The Indian Institute of Technology-Madras and NASA Jet Propulsion Laboratory (JPL) researchers have studied the interactions between microbes in the International Space Station (ISS), the institute said on Friday.
A key finding is that a microbe that resides on the ISS, was found to be beneficial to various other microorganisms but hampered the growth of a fungus.
The study would help devise strategies for the disinfection of space stations to minimise any potential impact of microbes on the health of astronauts.
“Crews, during spaceflight, may have altered immunity and limited access to terrestrial medical facilities. Therefore, studying the microbes inhabiting the space station becomes important to understand the risks associated with short-term and long-term space travel on the health of astronauts,” the IIT-Madras said in a press release.
Researchers from @iitmadras and @NASA have studied the interactions between microbes in the International Space Station (ISS) that will help devise strategies for the disinfection of space stations to minimise any potential impact of microbes on the health of astronauts. pic.twitter.com/nkA1yfE8Ec
— IIT Madras (@iitmadras) October 21, 2022
The present study was inspired by the earlier observations of the dominance of Klebsiella pneumoniae, a bacteria, on the surfaces of the ISS.
This pathogen has been known to cause pneumonia and other nosocomial (hospital-acquired) infections. The researchers were broadly interested in understanding how this bacteria affects the growth of other microbes in the vicinity and the possible implications it could have.

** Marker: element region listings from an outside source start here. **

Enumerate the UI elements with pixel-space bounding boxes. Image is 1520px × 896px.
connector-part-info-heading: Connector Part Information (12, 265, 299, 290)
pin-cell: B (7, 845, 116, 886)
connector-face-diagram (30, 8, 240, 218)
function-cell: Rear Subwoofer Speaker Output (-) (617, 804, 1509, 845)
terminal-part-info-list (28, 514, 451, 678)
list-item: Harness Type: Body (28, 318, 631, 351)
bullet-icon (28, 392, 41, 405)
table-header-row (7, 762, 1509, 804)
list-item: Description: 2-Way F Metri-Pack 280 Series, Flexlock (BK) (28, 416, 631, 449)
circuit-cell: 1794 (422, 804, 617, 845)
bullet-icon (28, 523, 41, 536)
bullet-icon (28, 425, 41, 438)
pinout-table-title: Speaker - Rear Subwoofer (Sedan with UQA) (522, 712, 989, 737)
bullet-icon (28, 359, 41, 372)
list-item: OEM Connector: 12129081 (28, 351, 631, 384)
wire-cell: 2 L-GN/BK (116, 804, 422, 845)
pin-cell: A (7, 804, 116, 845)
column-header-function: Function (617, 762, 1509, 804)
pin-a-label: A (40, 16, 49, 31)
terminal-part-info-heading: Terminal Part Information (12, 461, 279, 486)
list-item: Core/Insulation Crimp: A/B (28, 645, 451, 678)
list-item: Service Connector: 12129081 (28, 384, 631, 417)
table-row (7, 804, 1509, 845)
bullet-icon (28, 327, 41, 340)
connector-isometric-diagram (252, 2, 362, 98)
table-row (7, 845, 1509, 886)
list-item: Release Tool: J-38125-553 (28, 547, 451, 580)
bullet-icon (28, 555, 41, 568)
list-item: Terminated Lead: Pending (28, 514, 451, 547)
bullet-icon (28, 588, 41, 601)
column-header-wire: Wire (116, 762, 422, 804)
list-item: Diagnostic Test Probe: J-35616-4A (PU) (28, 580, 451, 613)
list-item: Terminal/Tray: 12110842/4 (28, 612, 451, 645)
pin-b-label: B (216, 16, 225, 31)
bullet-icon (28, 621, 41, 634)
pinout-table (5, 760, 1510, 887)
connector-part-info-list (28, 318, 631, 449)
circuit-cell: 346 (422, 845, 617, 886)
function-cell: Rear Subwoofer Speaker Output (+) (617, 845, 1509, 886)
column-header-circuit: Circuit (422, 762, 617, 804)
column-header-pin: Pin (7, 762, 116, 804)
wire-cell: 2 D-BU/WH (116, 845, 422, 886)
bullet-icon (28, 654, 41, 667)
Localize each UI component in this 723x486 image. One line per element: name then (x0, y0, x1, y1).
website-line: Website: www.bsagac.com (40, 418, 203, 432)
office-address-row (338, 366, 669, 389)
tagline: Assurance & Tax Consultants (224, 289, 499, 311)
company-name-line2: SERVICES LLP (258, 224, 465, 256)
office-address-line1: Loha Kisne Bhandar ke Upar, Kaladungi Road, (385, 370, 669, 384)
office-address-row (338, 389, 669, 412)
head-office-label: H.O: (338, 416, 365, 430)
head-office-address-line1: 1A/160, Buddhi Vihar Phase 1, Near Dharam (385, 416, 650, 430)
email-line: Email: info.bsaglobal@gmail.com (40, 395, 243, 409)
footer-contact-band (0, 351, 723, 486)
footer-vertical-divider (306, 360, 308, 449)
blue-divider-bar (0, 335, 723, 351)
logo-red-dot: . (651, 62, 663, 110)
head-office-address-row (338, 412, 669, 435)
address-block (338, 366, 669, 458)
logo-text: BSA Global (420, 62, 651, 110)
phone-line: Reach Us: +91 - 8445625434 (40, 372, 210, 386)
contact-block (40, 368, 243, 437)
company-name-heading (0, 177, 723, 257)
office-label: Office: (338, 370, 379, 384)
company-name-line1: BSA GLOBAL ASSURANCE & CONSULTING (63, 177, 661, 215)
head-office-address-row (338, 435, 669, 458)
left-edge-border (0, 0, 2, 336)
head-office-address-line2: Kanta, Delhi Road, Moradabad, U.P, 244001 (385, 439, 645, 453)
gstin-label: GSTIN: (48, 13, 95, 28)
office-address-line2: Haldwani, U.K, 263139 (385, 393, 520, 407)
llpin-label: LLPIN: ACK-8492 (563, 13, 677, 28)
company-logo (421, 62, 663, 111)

The researchers analysed the microbial sample data taken across three space flights at seven locations on the ISS. The study found that Klebsiella pneumoniae, a major microbe that resides on the ISS, is beneficial to various other microbes also present on the ISS, especially the bacteria from the Pantoea genus.
However, it was found that its presence was hampering the growth of Aspergillus fungus. This computational observation was further tested through laboratory experiments, and it was found that the presence of K. pneumoniae was indeed detrimental to the growth of the Aspergillus fungus.
Dr Karthik Raman, associate professor at the Bhupat & Jyoti Mehta School of Biosciences and a core member of the Robert Bosch Centre for Data Science and Artificial Intelligence (RBCDSAI), IIT Madras, collaborated with Dr Kasthuri Venkateswaran, senior research scientist at JPL. The work has been peer-reviewed and published in the esteemed international journal Microbiome.